The first ten or so minutes of District 9 tell us a lot about what has happened and will happen. Twenty-years ago, a more-or-less derelict space ship strands a group of aliens on the Earth. Pejoratively known as "Prawn", they were first welcomed to Johannesburg, but have become hated and blamed for much crime and corruption. Wikus van de Merwe, working for the company MNU, is the one in charge of the groundwork with forcibly evicting nearly two million of them to a spot far from Johannesburg. In the middle of this, something happens to Wikus and he gets caught up in their plight, and becomes known as a traitor to mankind. This is introduction as given, the first act being both the prologue and the foreshadowed fifth act at the same time. Once Neil Blomkamp (director and co-writer) has teased us a bit, he takes his time.
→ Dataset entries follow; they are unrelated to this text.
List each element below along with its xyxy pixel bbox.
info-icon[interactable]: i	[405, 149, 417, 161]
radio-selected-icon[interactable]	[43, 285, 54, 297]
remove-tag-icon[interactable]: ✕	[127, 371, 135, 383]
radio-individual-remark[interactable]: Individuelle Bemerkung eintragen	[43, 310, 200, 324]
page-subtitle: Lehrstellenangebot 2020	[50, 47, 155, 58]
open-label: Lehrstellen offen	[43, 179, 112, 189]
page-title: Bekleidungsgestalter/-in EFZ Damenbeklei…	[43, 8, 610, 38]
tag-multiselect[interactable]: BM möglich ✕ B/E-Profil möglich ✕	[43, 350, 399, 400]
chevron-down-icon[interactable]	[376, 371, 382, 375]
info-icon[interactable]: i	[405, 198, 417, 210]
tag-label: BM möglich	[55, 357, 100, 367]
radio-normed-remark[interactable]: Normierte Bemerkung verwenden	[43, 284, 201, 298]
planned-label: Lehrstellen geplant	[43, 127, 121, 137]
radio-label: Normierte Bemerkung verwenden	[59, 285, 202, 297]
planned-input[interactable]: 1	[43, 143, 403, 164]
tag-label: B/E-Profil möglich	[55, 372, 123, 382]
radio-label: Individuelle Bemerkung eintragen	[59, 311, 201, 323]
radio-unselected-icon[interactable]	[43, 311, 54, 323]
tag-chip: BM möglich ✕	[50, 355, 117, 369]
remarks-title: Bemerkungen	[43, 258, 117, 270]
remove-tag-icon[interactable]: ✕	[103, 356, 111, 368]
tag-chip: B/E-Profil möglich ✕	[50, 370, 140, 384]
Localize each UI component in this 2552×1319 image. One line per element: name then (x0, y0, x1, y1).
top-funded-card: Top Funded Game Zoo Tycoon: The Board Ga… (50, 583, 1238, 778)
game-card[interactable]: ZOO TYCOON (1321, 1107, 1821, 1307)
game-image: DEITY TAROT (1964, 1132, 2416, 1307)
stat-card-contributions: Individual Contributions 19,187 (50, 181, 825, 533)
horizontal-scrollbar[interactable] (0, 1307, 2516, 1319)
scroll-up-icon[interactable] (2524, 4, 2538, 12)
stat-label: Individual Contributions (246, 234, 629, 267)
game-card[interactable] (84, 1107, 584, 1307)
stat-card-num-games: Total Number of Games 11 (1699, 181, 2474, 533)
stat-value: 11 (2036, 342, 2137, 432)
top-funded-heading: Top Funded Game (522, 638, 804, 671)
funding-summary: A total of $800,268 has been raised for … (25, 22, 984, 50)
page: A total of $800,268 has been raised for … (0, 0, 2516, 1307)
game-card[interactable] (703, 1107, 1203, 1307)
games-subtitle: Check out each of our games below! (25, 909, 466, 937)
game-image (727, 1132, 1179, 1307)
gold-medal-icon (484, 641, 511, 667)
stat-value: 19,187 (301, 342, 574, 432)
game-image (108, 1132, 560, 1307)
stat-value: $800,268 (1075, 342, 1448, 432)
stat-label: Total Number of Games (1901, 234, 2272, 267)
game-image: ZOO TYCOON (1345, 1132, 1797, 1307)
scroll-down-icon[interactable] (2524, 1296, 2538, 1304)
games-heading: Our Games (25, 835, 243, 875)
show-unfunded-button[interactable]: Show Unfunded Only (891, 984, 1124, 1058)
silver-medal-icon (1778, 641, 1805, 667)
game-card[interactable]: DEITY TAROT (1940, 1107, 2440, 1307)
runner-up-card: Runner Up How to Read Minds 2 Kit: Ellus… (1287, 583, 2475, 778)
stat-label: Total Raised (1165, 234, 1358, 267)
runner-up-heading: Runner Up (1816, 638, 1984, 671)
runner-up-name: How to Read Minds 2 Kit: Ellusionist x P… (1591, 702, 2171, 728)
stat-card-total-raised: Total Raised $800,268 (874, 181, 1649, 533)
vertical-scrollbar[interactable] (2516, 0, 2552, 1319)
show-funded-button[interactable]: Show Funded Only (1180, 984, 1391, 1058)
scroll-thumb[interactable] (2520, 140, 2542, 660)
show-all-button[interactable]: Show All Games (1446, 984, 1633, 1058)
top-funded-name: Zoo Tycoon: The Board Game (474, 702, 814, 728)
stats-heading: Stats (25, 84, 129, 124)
The Prawn (there is no other decent word given for them, alas) are amazingly rendered as humanoid but inhuman. Except for the very human eyes, their mouths are shrimp-like feelers and their joints and make up are much closer to something insect rather than person. They are made to be unabashed in their poverty, dealing in underground merchandise and becoming angry and unruly. Disruptive. They live in tin shacks, are unable to get much in the way of jobs or care, and spend what they have on cat food, which seems to have an addictive quality for them.

Wikus (played by Sharlto Copley) strikes up a balance as a guy who cares for them in something of a bureaucratic method, but mostly considers them tall version of cockroaches. About the time you hear him delight at the popping sound occurring when the Prawn's eggs are burned: you learn to hate him. Even after his life goes to crap, after he becomes the Job of the story (pun intended, I guess), you find little sympathy for him. This wheel whose cogs are crushing him, he profited from that wheel. Maybe he did nothing but push paper across it, but people like him are why there are two decades of suffering on the Prawn backs.

And, you know, maybe the last couple of acts are a little more in line with action stylings, with a bit of "AWESOME!" tossed in via alien-technology and such; but the movie rarely drops the one central theme it struck me as having: honesty. Wikus is what Wikus is. Most other movies would have made him a contrarian from the start, the one who understands. If not, then within minutes he would have taken a bullet for an alien child or something. By spending at least 90% if not more of the movie as an asshole, Wikus becomes that rare character, the one we can delight in both loving and hating but cannot merely write off with a pithy cliche. Even when the action-oriented scenes show up, whatever daring-do is accomplished is both penance and desperation.

Would it go down like this? Would the aliens be one city's problem? Would unusable alien tech be just floating around? Would the UN do something? Would America, say, have invaded or demanded a certain number of alien be spread about? I don't know. It does not feel properly balanced in "worldview politics". In the way of this movie, though, with its proto-megacorps and cynical disregard of life based on insider versus outside status: it works. You could disect a number of things that might be different, but in the end, there have been a number of similar cases in this actual, every day world. Not just in South Africa, I have heard first hand accounts from the Southwest US in which the towns-person described the poverty-stricken reservation nearby in terms of "they abuse what they had and we didn't like them nearby", almost identical to what was said about the Prawn in the movie. Maybe identifying the wastrel gang of human inside by their ethnicity was a dumb move, making a statement unintended (at least I assume, for all I know the people behind the movie simply hate Nigerians); but the point is not about who is good and evil, but what sort of conditions and mindsets make us choose one or the other. Profit is part of it. Self-interest. Being part of the system versus being forced out of it.

I though the movie was quite Good, borderline Great in places but a few of the scenes (the break-in comes to mind) feel too convenient and, frankly, a little more carnage at the end would have been welcome. I think Blomkamp has proven his abilities, and well, and I am game to see what he does next.